The desire to pathologize violence allows a bit of comfort to people afraid to talk to about real, ongoing, societal problems with America’s obsession with guns. If mass shootings are merely a pathology, a symptom of a mental illness or a psychotic break, then we can prevent them by diagnosing and stopping the mentally ill, and we don’t actually have to seriously consider gun control.
But mental health reform would not have stopped Stephen Paddock. It would not have stopped Omar Mateen. Indeed, it would not have stopped Adam Lanza or Dylann Roof, whose easy access to guns without background checks allowed them to murder children and parishioners at Bible study. It would not have stopped these white men from abusing their significant others—a much more common feature amongst mass shooters than mental illness. It would not have stopped their access to semi-automatic rifles that were easily modified into functioning as fully automatic weapons.

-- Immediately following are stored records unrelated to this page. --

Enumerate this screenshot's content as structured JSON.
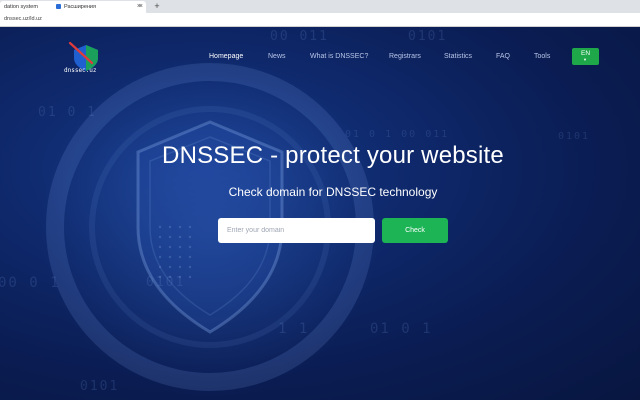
{
  "browser": {
    "tabs": [
      {
        "label": "dation system",
        "active": true
      },
      {
        "label": "Расширения",
        "active": false
      }
    ],
    "new_tab_symbol": "+",
    "close_symbol": "×",
    "address": "dnssec.uz/ld.uz"
  },
  "site": {
    "logo_text": "dnssec.uz",
    "nav": [
      "Homepage",
      "News",
      "What is DNSSEC?",
      "Registrars",
      "Statistics",
      "FAQ",
      "Tools"
    ],
    "language": "EN",
    "language_caret": "▼",
    "colors": {
      "accent": "#1db456",
      "background": "#0a1c52",
      "lang_button": "#1ea84a"
    }
  },
  "hero": {
    "title": "DNSSEC - protect your website",
    "subtitle": "Check domain for DNSSEC technology",
    "input_placeholder": "Enter your domain",
    "button_label": "Check"
  }
}
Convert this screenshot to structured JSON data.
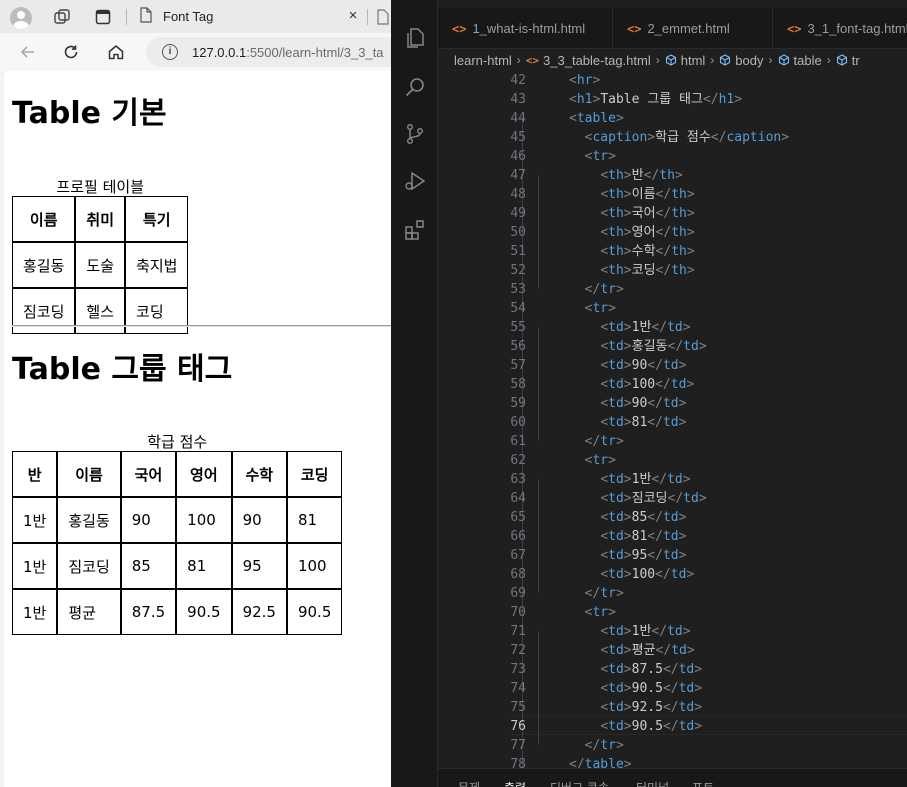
{
  "browser": {
    "tab_title": "Font Tag",
    "url_host": "127.0.0.1",
    "url_path": ":5500/learn-html/3_3_ta"
  },
  "page": {
    "heading1": "Table 기본",
    "table1": {
      "caption": "프로필 테이블",
      "headers": [
        "이름",
        "취미",
        "특기"
      ],
      "rows": [
        [
          "홍길동",
          "도술",
          "축지법"
        ],
        [
          "짐코딩",
          "헬스",
          "코딩"
        ]
      ]
    },
    "heading2": "Table 그룹 태그",
    "table2": {
      "caption": "학급 점수",
      "headers": [
        "반",
        "이름",
        "국어",
        "영어",
        "수학",
        "코딩"
      ],
      "rows": [
        [
          "1반",
          "홍길동",
          "90",
          "100",
          "90",
          "81"
        ],
        [
          "1반",
          "짐코딩",
          "85",
          "81",
          "95",
          "100"
        ],
        [
          "1반",
          "평균",
          "87.5",
          "90.5",
          "92.5",
          "90.5"
        ]
      ]
    }
  },
  "editor": {
    "tabs": [
      "1_what-is-html.html",
      "2_emmet.html",
      "3_1_font-tag.html"
    ],
    "breadcrumb": [
      "learn-html",
      "3_3_table-tag.html",
      "html",
      "body",
      "table",
      "tr"
    ],
    "active_line": 76,
    "first_line": 42,
    "code_lines": [
      "<hr>",
      "<h1>Table 그룹 태그</h1>",
      "<table>",
      "  <caption>학급 점수</caption>",
      "  <tr>",
      "    <th>반</th>",
      "    <th>이름</th>",
      "    <th>국어</th>",
      "    <th>영어</th>",
      "    <th>수학</th>",
      "    <th>코딩</th>",
      "  </tr>",
      "  <tr>",
      "    <td>1반</td>",
      "    <td>홍길동</td>",
      "    <td>90</td>",
      "    <td>100</td>",
      "    <td>90</td>",
      "    <td>81</td>",
      "  </tr>",
      "  <tr>",
      "    <td>1반</td>",
      "    <td>짐코딩</td>",
      "    <td>85</td>",
      "    <td>81</td>",
      "    <td>95</td>",
      "    <td>100</td>",
      "  </tr>",
      "  <tr>",
      "    <td>1반</td>",
      "    <td>평균</td>",
      "    <td>87.5</td>",
      "    <td>90.5</td>",
      "    <td>92.5</td>",
      "    <td>90.5</td>",
      "  </tr>",
      "</table>"
    ],
    "panel_tabs": [
      "문제",
      "출력",
      "디버그 콘솔",
      "터미널",
      "포트"
    ],
    "active_panel_tab": "출력"
  },
  "colors": {
    "tag": "#569cd6",
    "bracket": "#808080",
    "text": "#cccccc",
    "html_icon": "#e37933",
    "editor_bg": "#1f1f1f"
  },
  "icons": {
    "activity_bar": [
      "files-icon",
      "search-icon",
      "source-control-icon",
      "run-debug-icon",
      "extensions-icon"
    ]
  }
}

Mental health reform, while crucial to America’s continued development as a country and as a society, is only ever discussed when we need an excuse to ignore and push aside mass violence. “He must be crazy,” we shrug as we stroll into a WalMart where high-powered hunting rifles and handguns are on display. “No sane person would do that,” we comment as we watch our friend’s open their gun cabinet with ten different hunting rifles. “We need to stop crazy people before they take it out on all of us,” we tweet quietly while a handgun sits in our bedside drawer.
The pathology here is not that mass shooters are violent and therefore, somehow, mentally ill, but that we so readily accept these events as part of the cost of living life as Americans. Perhaps the sickness is not with common mental health issues, but with a uniquely American obsession with bigger and deadlier weapons available at the corner store.